The final bouquet of 55 channels leans heavily towards Hindi news, movies, devotional fare, Bhojpuri and regional programming.
In Hindi news, familiar heavyweights such as Aaj Tak, ABP News, India TV, News18 India, Republic Bharat and Zee News made the cut. Entertainment and movie offerings include Colors Rishtey, Star Utsav, Dangal TV, Sony Pal, Shemaroo TV, Goldmines, B4U Movies and Zee Biskope. Devotional viewers will find Aastha, Sanskar and Sadhna Gold among the selected channels.
Regional representation includes Sun Marathi, Fakt Marathi, PTC Punjabi and GTC Punjabi.
Equally telling were the absences. Broadcasters such as Big Magic, Filamchi Bhojpuri, India News, Bharat Express, Movieplex Maithili, TV9 Marathi, Shemaroo Marathibana, Zee Chitra Mandir and Satsang did not participate.
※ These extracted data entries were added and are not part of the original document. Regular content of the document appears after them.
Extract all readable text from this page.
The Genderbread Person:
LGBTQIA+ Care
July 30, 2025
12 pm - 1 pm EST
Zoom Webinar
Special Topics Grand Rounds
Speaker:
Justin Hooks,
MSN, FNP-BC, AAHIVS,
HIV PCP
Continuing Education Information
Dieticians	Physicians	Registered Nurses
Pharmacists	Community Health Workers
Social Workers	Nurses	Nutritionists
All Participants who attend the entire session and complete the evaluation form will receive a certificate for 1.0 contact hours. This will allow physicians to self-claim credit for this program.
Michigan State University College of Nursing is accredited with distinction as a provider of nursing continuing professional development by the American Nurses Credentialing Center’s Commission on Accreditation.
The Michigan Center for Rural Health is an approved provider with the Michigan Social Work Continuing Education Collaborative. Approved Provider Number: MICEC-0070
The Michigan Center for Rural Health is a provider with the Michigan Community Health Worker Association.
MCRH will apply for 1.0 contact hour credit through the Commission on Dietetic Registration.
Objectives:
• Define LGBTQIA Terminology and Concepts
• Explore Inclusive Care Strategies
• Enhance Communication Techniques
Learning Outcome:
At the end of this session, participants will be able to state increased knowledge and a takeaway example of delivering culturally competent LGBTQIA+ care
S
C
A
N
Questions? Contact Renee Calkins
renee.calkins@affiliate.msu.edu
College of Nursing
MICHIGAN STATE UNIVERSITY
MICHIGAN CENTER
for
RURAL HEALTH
The pullback is particularly visible across Marathi, Bhojpuri, Maithili and spiritual programming. Industry observers point to the revised reserve prices, tighter eligibility norms and a reassessment of commercial viability as possible factors.
DD Free Dish continues to beam into over 40 million homes, largely in rural and semi urban India. For advertisers and broadcasters alike, it offers efficient access to Bharat markets where pay TV penetration remains uneven and OTT subscriptions are limited.
The moderation in revenue this year may be read as a pause rather than a retreat. Fewer slots, a reworked auction playbook and evolving broadcaster strategies have clearly shaped outcomes. Yet premium Hindi entertainment retains its pull, and the platform’s mass reach remains hard to ignore.
As the FY26–27 line-up settles in, the mix of winners and walkaways will define the private satellite channel landscape on DD Free Dish for the year ahead.